Aujourd’hui, les sulfites sont utilisés dans différents produits et pourtant j’ai l’impression que le vin est le seul produit à véritablement en pâtir… Il ne faut pas oublier qu’ils sont aussi utilisés comme conservateurs dans les fruits séchés et les viandes.

En réalité, la transformation du raisin en vin produit naturellement du dioxyde de soufre, mais il est nécessaire d’en ajouter pour atteindre une concentration optimale. On a observé quelques cas d’intolérance aux sulfites chez les asthmatiques. Pour rappel, les sulfites servent de conservateurs.

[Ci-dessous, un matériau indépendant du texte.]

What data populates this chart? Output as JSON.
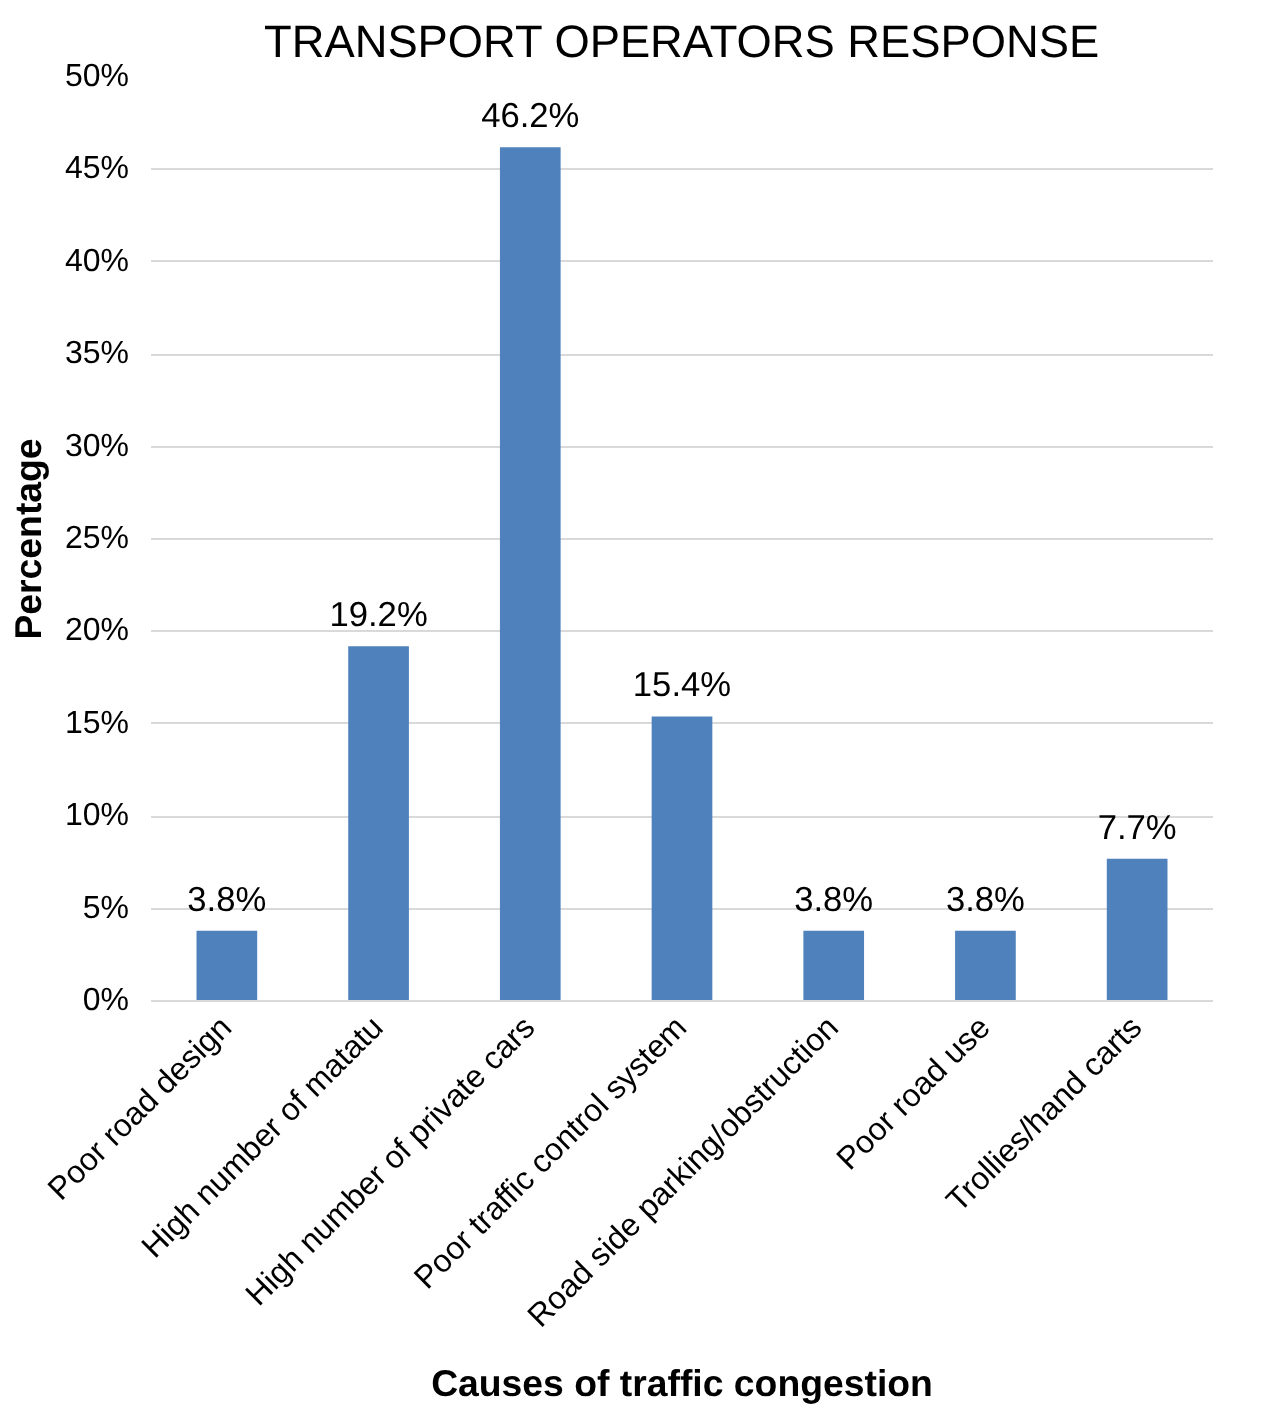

Ils servent de leurre à oxygène : au lieu de venir oxyder le vin, l’oxygène va venir oxyder le sulfite. Comme le soufre est un piège à oxygène, les personnes immunodéprimées ou avec une gêne respiratoire vont avoir un peu plus de mal que les autres à respirer causant ainsi des maux de tête, des rougeurs, des éternuements, etc.

On estime qu’entre 3 et 10 % des asthmatiques peuvent avoir des réactions liées à la présence des sulfites. Cela signifie que moins de 1 % de la population peut se dire en toute honnêteté intolérante aux sulfites. À titre de comparaison, vous avez autant de chance d’être schizophrène ou de souffrir d’épilepsie…

Pour voir si ton ami Jean-Michel Quinoa est véritablement intolérant aux sulfites, il suffit de lui faire manger une poignée de fruits secs et d’attendre de voir s’il se roule par terre. Alors que nos vins modernes oscillent entre 20 et 200 PPM, la poignée de fruits secs que vous venez de lui tendre contient entre 500 et 3 000 PPM ! Les plats industriels sont aussi des nids à sulfites puisqu’il suffit de constater que beaucoup d’entre eux contiennent un des conservateurs allant de E220 à E228 – ce qui équivaut aux sulfites –.

Bien souvent, on accuse à tort les sulfites, mais l’hypothèse la plus probable désigne d’autres coupables. On pense surtout à l’histamine présente dans la peau du raisin. Cette substance naturelle, qui est un dérivé de l’ammoniaque, a la fâcheuse tendance à dilater les vaisseaux sanguins.